The “cap rate”, short for Capitalization Rate, is the most common metric of the rate of return on an investment property. Essentially, it’s meant to tell you how profitable a property is and agents often reference it on listings.
Unfortunately, calculating the cap rate is not as standardized as one would hope and thus it is easy to manipulate and mis-calculate.
Cap Rate and the “GRM” (gross rent multiplier) are often mixed-up.
The GRM is a # calculated by dividing the property value by the annual GROSS income.
~A $1m apartment building that earns $100k a year in rent has a GRM of 10
The CAP is a % calculated by dividing the annual NET income by the property value.
To get the CAP, we must subtract ALL of the annual expenses (recurring and nonrecurring) and then divide. Using the 50% rule (that half of the gross rental income should be used to pay for operating expenses) that $1m apartment building would have $50,000 per year in expenses.
~A $1m apartment building that earns $100k/yr and has $50k in expenses= has a 5% CAP.
The 50% rule does not always apply, so it is important to look closely at the cost of utilities, maintenance, capital improvements, property taxes, fees, and the volatility of the rental market.
It’s important to scrutinize the “listed cap rate” and find out exactly how it was calculated.
Often the “listed cap rate” is calculated using a low property tax basis (this happens when the building is owned for decades by the same person). Upon purchasing the property, your property taxes will be based on your purchase price, which could be much higher, making a high cap rate much lower once you own the building.

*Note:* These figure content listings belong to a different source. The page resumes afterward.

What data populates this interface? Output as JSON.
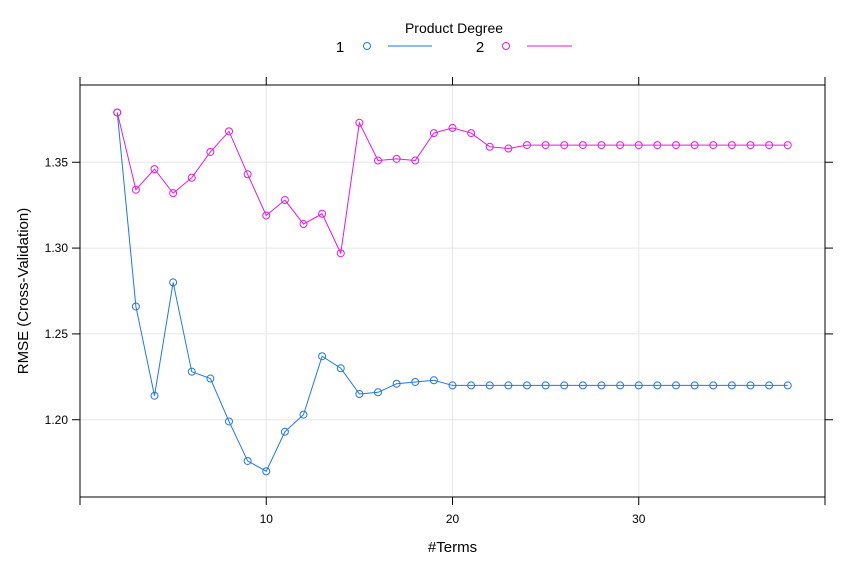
{
  "chart_data": {
    "type": "line",
    "xlabel": "#Terms",
    "ylabel": "RMSE (Cross-Validation)",
    "xlim": [
      0,
      40
    ],
    "ylim": [
      1.155,
      1.395
    ],
    "xticks": [
      10,
      20,
      30
    ],
    "yticks": [
      1.2,
      1.25,
      1.3,
      1.35
    ],
    "xtick_labels": [
      "10",
      "20",
      "30"
    ],
    "ytick_labels": [
      "1.20",
      "1.25",
      "1.30",
      "1.35"
    ],
    "grid": true,
    "legend": {
      "title": "Product Degree",
      "placement": "top",
      "entries": [
        "1",
        "2"
      ]
    },
    "x": [
      2,
      3,
      4,
      5,
      6,
      7,
      8,
      9,
      10,
      11,
      12,
      13,
      14,
      15,
      16,
      17,
      18,
      19,
      20,
      21,
      22,
      23,
      24,
      25,
      26,
      27,
      28,
      29,
      30,
      31,
      32,
      33,
      34,
      35,
      36,
      37,
      38
    ],
    "series": [
      {
        "name": "1",
        "color": "#1f77e8",
        "values": [
          1.379,
          1.266,
          1.214,
          1.28,
          1.228,
          1.224,
          1.199,
          1.176,
          1.17,
          1.193,
          1.203,
          1.237,
          1.23,
          1.215,
          1.216,
          1.221,
          1.222,
          1.223,
          1.22,
          1.22,
          1.22,
          1.22,
          1.22,
          1.22,
          1.22,
          1.22,
          1.22,
          1.22,
          1.22,
          1.22,
          1.22,
          1.22,
          1.22,
          1.22,
          1.22,
          1.22,
          1.22
        ]
      },
      {
        "name": "2",
        "color": "#e31ae3",
        "values": [
          1.379,
          1.334,
          1.346,
          1.332,
          1.341,
          1.356,
          1.368,
          1.343,
          1.319,
          1.328,
          1.314,
          1.32,
          1.297,
          1.373,
          1.351,
          1.352,
          1.351,
          1.367,
          1.37,
          1.367,
          1.359,
          1.358,
          1.36,
          1.36,
          1.36,
          1.36,
          1.36,
          1.36,
          1.36,
          1.36,
          1.36,
          1.36,
          1.36,
          1.36,
          1.36,
          1.36,
          1.36
        ]
      }
    ]
  }
}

A higher CAP isn’t always better: A listing with a low cap rate could mean the owner has done a lot of maintenance and improvements. Whereas, a listing with a high cap rate could mean that the owner is under spending on maintenance and improvements. In this example, the property with the lower cap rate would be the better investment.
Moral of the story: Educate yourself. Do your homework. Dig deep. Keep your eyes wide open. Do the Math.